The virtuosic works of the engraver Hendrick Goltzius (1558–1617) represent a highpoint in sixteenth-century Netherlandish printmaking. As a peintre-graveur, Goltzius elevated the copperplate to new heights as an independent artistic medium. His works fascinate viewers with their masterly linework. To achieve this, he deployed the taille – a line typical of copperplate engraving which begins extremely fine, becomes heavier and then trails off – as an accentuated compositional technique. He depicted volume by way of intricate hatching, lending his figures a striking, sculptural quality. His skill was also highly respected by artists of later generations, including Rembrandt van Rijn (1606–1669).
For a long time though, Hendrick Goltzius received little attention in art-historical research, being written off as a mere imitator of the styles of others. But the works he created were no copies, but rather independent compositions which consciously referenced the characteristics of well-known artists. In doing so, he put the knowledge of his audience to the test.
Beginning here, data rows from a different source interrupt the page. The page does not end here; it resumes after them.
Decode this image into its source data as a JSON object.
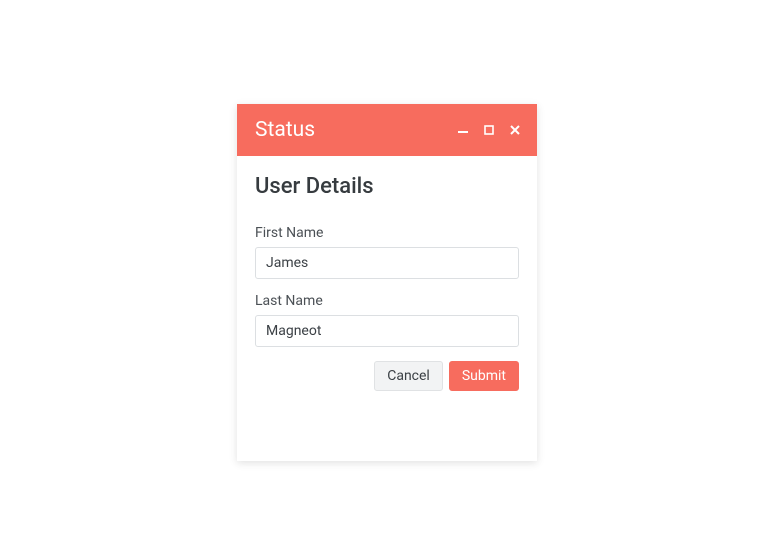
{
  "window": {
    "title": "Status"
  },
  "content": {
    "heading": "User Details",
    "first_name_label": "First Name",
    "first_name_value": "James",
    "last_name_label": "Last Name",
    "last_name_value": "Magneot"
  },
  "buttons": {
    "cancel": "Cancel",
    "submit": "Submit"
  }
}
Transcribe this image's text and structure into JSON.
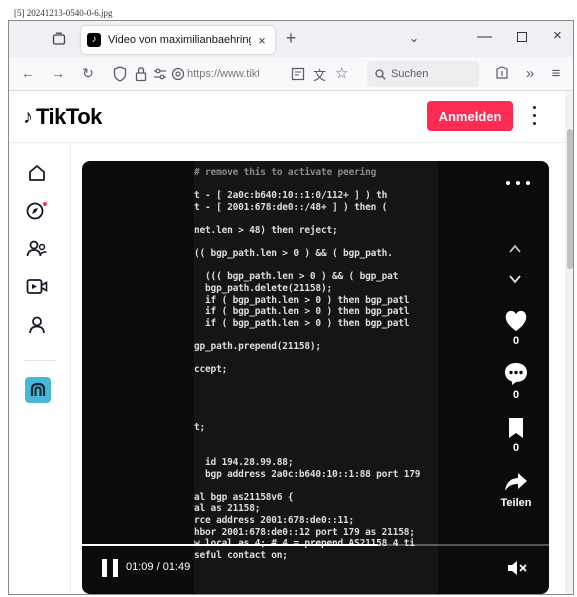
{
  "filename": "[5] 20241213-0540-0-6.jpg",
  "browser": {
    "tab_title": "Video von maximilianbaehring",
    "tab_favicon": "♪",
    "tab_close": "×",
    "new_tab": "+",
    "tabs_dropdown": "⌄",
    "window_minimize": "—",
    "window_close": "×",
    "url": "https://www.tiktok.com",
    "search_placeholder": "Suchen"
  },
  "tiktok": {
    "logo_mark": "♪",
    "logo_text": "TikTok",
    "login_label": "Anmelden"
  },
  "sidebar": {
    "items": [
      {
        "name": "home-icon"
      },
      {
        "name": "explore-icon"
      },
      {
        "name": "following-icon"
      },
      {
        "name": "live-icon"
      },
      {
        "name": "profile-icon"
      }
    ]
  },
  "video": {
    "code_lines": [
      "# remove this to activate peering",
      "",
      "t - [ 2a0c:b640:10::1:0/112+ ] ) th",
      "t - [ 2001:678:de0::/48+ ] ) then (",
      "",
      "net.len > 48) then reject;",
      "",
      "(( bgp_path.len > 0 ) && ( bgp_path.",
      "",
      "  ((( bgp_path.len > 0 ) && ( bgp_pat",
      "  bgp_path.delete(21158);",
      "  if ( bgp_path.len > 0 ) then bgp_patl",
      "  if ( bgp_path.len > 0 ) then bgp_patl",
      "  if ( bgp_path.len > 0 ) then bgp_patl",
      "",
      "gp_path.prepend(21158);",
      "",
      "ccept;",
      "",
      "",
      "",
      "",
      "t;",
      "",
      "",
      "  id 194.28.99.88;",
      "  bgp address 2a0c:b640:10::1:88 port 179",
      "",
      "al bgp as21158v6 {",
      "al as 21158;",
      "rce address 2001:678:de0::11;",
      "hbor 2001:678:de0::12 port 179 as 21158;",
      "w local as 4; # 4 = prepend AS21158 4 ti",
      "seful contact on;"
    ],
    "likes": "0",
    "comments": "0",
    "saves": "0",
    "share_label": "Teilen",
    "time": "01:09 / 01:49",
    "progress_fraction": 0.633
  }
}
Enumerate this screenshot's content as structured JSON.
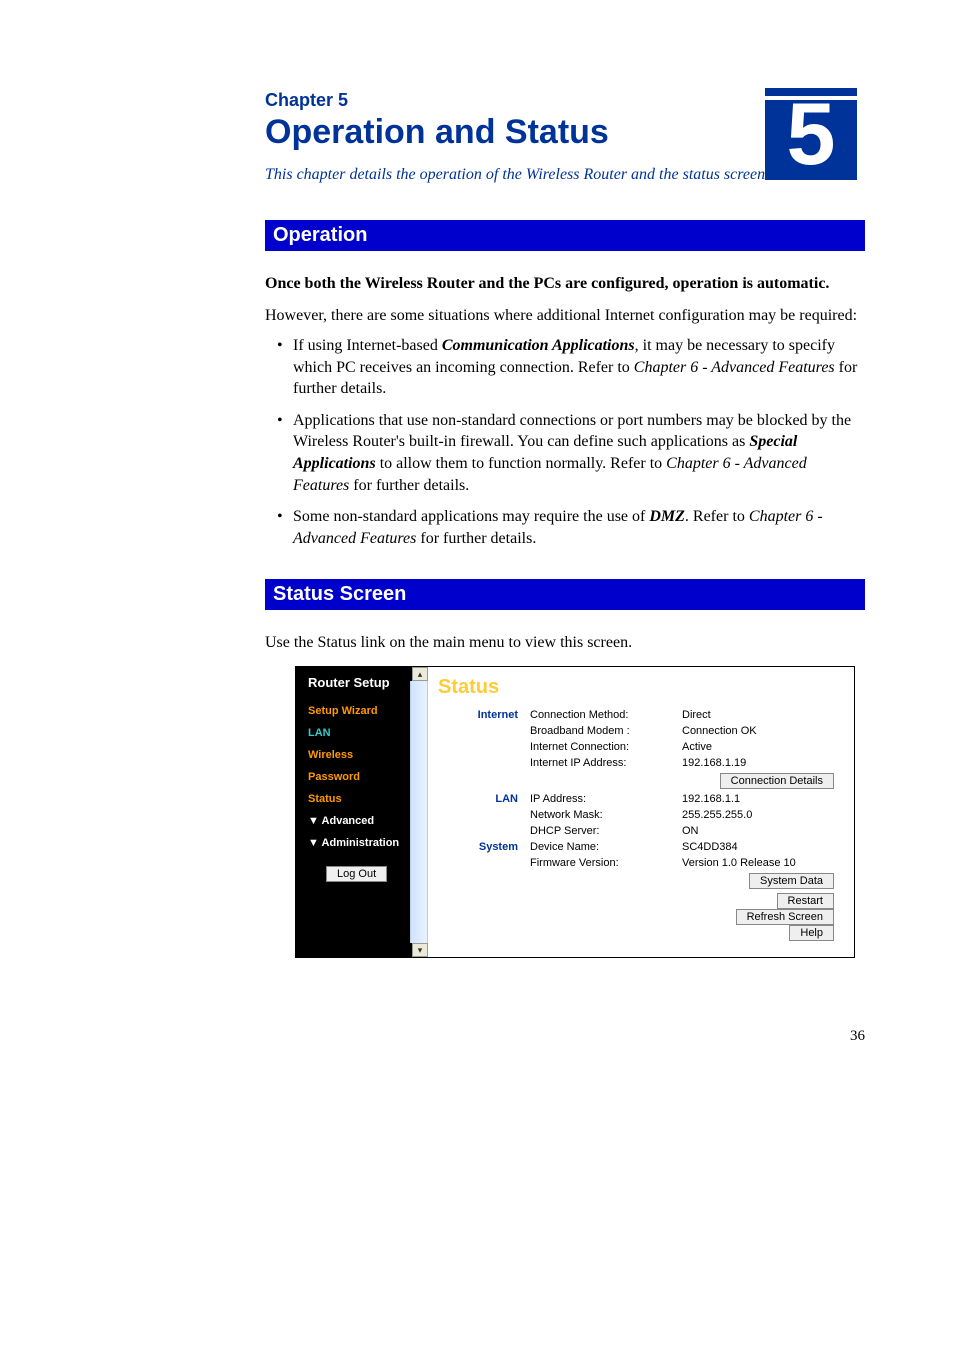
{
  "chapter": {
    "label": "Chapter 5",
    "title": "Operation and Status",
    "badge": "5",
    "intro": "This chapter details the operation of the Wireless Router and the status screens."
  },
  "section1": {
    "heading": "Operation",
    "bold_line": "Once both the Wireless Router and the PCs are configured, operation is automatic.",
    "intro_para": "However, there are some situations where additional Internet configuration may be required:",
    "bullet1": {
      "p1": "If using Internet-based ",
      "b1": "Communication Applications",
      "p2": ", it may be necessary to specify which PC receives an incoming connection. Refer to ",
      "i1": "Chapter 6 - Advanced Features",
      "p3": " for further details."
    },
    "bullet2": {
      "p1": "Applications that use non-standard connections or port numbers may be blocked by the Wireless Router's built-in firewall. You can define such applications as ",
      "b1": "Special Applications",
      "p2": " to allow them to function normally. Refer to ",
      "i1": "Chapter 6 - Advanced Features",
      "p3": " for further details."
    },
    "bullet3": {
      "p1": "Some non-standard applications may require the use of ",
      "b1": "DMZ",
      "p2": ". Refer to ",
      "i1": "Chapter 6 - Advanced Features",
      "p3": " for further details."
    }
  },
  "section2": {
    "heading": "Status Screen",
    "use_line_pre": "Use the ",
    "use_line_bold": "Status",
    "use_line_post": " link on the main menu to view this screen."
  },
  "ui": {
    "sidebar": {
      "title": "Router Setup",
      "items": {
        "setup_wizard": "Setup Wizard",
        "lan": "LAN",
        "wireless": "Wireless",
        "password": "Password",
        "status": "Status",
        "advanced": "▼ Advanced",
        "administration": "▼ Administration"
      },
      "logout": "Log Out"
    },
    "main": {
      "page_title": "Status",
      "groups": {
        "internet": "Internet",
        "lan": "LAN",
        "system": "System"
      },
      "internet": {
        "connection_method_label": "Connection Method:",
        "connection_method_value": "Direct",
        "broadband_modem_label": "Broadband Modem :",
        "broadband_modem_value": "Connection OK",
        "internet_connection_label": "Internet Connection:",
        "internet_connection_value": "Active",
        "internet_ip_label": "Internet IP Address:",
        "internet_ip_value": "192.168.1.19",
        "btn_connection_details": "Connection Details"
      },
      "lan_section": {
        "ip_label": "IP Address:",
        "ip_value": "192.168.1.1",
        "mask_label": "Network Mask:",
        "mask_value": "255.255.255.0",
        "dhcp_label": "DHCP Server:",
        "dhcp_value": "ON"
      },
      "system_section": {
        "device_name_label": "Device Name:",
        "device_name_value": "SC4DD384",
        "fw_label": "Firmware Version:",
        "fw_value": "Version 1.0 Release 10",
        "btn_system_data": "System Data"
      },
      "buttons": {
        "restart": "Restart",
        "refresh": "Refresh Screen",
        "help": "Help"
      }
    }
  },
  "page_number": "36"
}
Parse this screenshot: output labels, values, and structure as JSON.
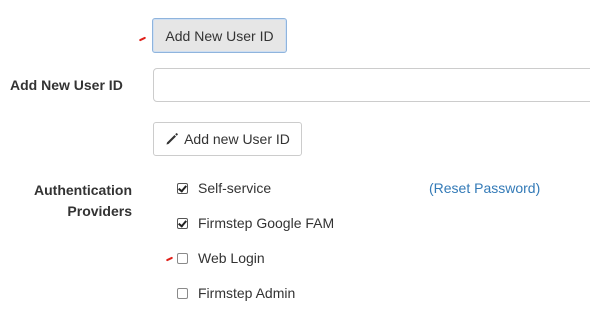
{
  "top_button": {
    "label": "Add New User ID"
  },
  "user_id_field": {
    "label": "Add New User ID",
    "value": "",
    "placeholder": ""
  },
  "add_button": {
    "label": "Add new User ID",
    "icon": "pencil-icon"
  },
  "auth": {
    "label_line1": "Authentication",
    "label_line2": "Providers",
    "reset_link": "(Reset Password)",
    "providers": [
      {
        "label": "Self-service",
        "checked": true
      },
      {
        "label": "Firmstep Google FAM",
        "checked": true
      },
      {
        "label": "Web Login",
        "checked": false
      },
      {
        "label": "Firmstep Admin",
        "checked": false
      }
    ]
  },
  "colors": {
    "link": "#337ab7",
    "annotation_mark": "#e0201a"
  }
}
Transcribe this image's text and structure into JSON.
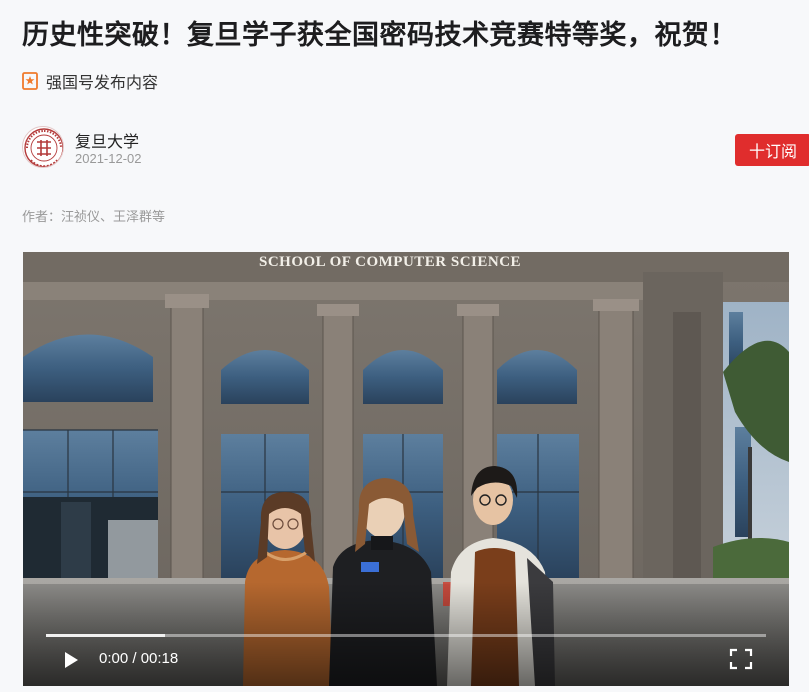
{
  "article": {
    "title": "历史性突破！复旦学子获全国密码技术竞赛特等奖，祝贺！",
    "source_label": "强国号发布内容",
    "publisher": "复旦大学",
    "date": "2021-12-02",
    "byline": "作者：汪祯仪、王泽群等",
    "subscribe_label": "十订阅"
  },
  "video": {
    "sign_text": "SCHOOL OF COMPUTER SCIENCE",
    "current_time": "0:00",
    "duration": "00:18",
    "time_display": "0:00 / 00:18",
    "progress_fraction": 0
  },
  "colors": {
    "accent": "#e02d2d",
    "source_icon": "#f07a2c"
  },
  "icons": {
    "source": "bookmark-flag-icon",
    "play": "play-icon",
    "fullscreen": "fullscreen-icon"
  }
}
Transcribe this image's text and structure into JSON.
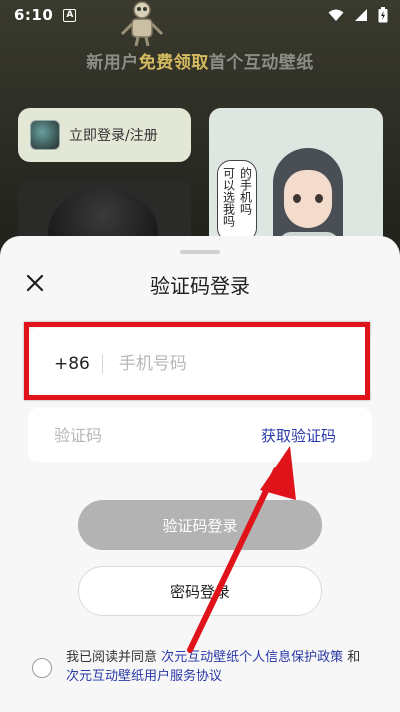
{
  "status_bar": {
    "time": "6:10",
    "notification_glyph": "A",
    "icons": [
      "wifi-icon",
      "signal-icon",
      "battery-charging-icon"
    ]
  },
  "background": {
    "banner_prefix": "新用户",
    "banner_highlight": "免费领取",
    "banner_suffix": "首个互动壁纸",
    "login_card_label": "立即登录/注册",
    "speech_bubble_columns": [
      "可以选我吗",
      "的手机吗"
    ],
    "colors": {
      "banner_highlight": "#d4bb5f",
      "login_card_bg": "#e3e7d6"
    }
  },
  "sheet": {
    "title": "验证码登录",
    "close_icon": "close-icon",
    "phone": {
      "country_code": "+86",
      "placeholder": "手机号码",
      "value": ""
    },
    "code": {
      "placeholder": "验证码",
      "value": "",
      "get_code_label": "获取验证码"
    },
    "primary_button": "验证码登录",
    "secondary_button": "密码登录",
    "agreement": {
      "prefix": "我已阅读并同意 ",
      "privacy_link": "次元互动壁纸个人信息保护政策",
      "connector": " 和 ",
      "terms_link": "次元互动壁纸用户服务协议",
      "checked": false
    },
    "colors": {
      "link": "#2a39a8",
      "primary_button_bg": "#b3b3b3",
      "highlight_border": "#e0121a",
      "arrow": "#e0121a"
    }
  }
}
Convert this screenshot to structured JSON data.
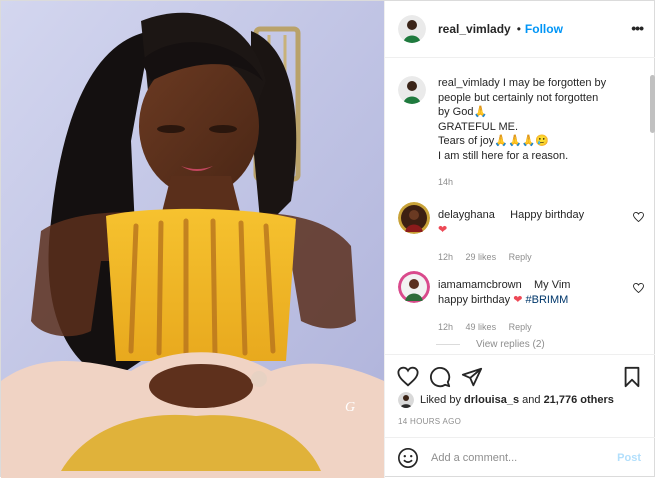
{
  "post": {
    "author": "real_vimlady",
    "follow_label": "Follow",
    "dot": "•",
    "more": "•••",
    "watermark": "G"
  },
  "caption": {
    "username": "real_vimlady",
    "lines": [
      "I may be forgotten by",
      "people but certainly not forgotten",
      "by God🙏",
      "GRATEFUL ME.",
      "Tears of joy🙏🙏🙏🥲",
      "I am still here for a reason."
    ],
    "time": "14h"
  },
  "comments": [
    {
      "username": "delayghana",
      "text": "Happy birthday",
      "emoji": "❤",
      "time": "12h",
      "likes": "29 likes",
      "reply": "Reply"
    },
    {
      "username": "iamamamcbrown",
      "text_a": "My Vim",
      "text_b": "happy birthday",
      "emoji": "❤",
      "hashtag": "#BRIMM",
      "time": "12h",
      "likes": "49 likes",
      "reply": "Reply"
    }
  ],
  "view_replies": "View replies (2)",
  "likes": {
    "prefix": "Liked by ",
    "user": "drlouisa_s",
    "middle": " and ",
    "count": "21,776 others"
  },
  "timestamp": "14 HOURS AGO",
  "add_comment": {
    "placeholder": "Add a comment...",
    "post_label": "Post"
  },
  "colors": {
    "link_blue": "#0095f6",
    "like_red": "#ed4956",
    "post_disabled": "#b2dffc"
  }
}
The art of his students was also often positioned on the margins between reproductions and original graphic works.
460 years after his birth, the Kupferstichkabinett is dedicating an exhibition to the artist from Haarlem and the students who issued from his workshop, held in the cabinet itself and in the Gemäldgalerie. Four large-format sheets from 1593/94 featuring scenes from the life of the Virgin – considered Goltzius’s Meisterstiche (master prints) – form the focus of the display: the Annunciation, the Adoration of the Shepherds, the Adoration of the Magi, and The Holy Family with the Infant John the Baptist. Gathered around them are works by his students Jakob Matham (1571–1631), Jan Saenredam (1565–1607) and Jan Muller (1571–1628), depicting scenes related to the Nativity.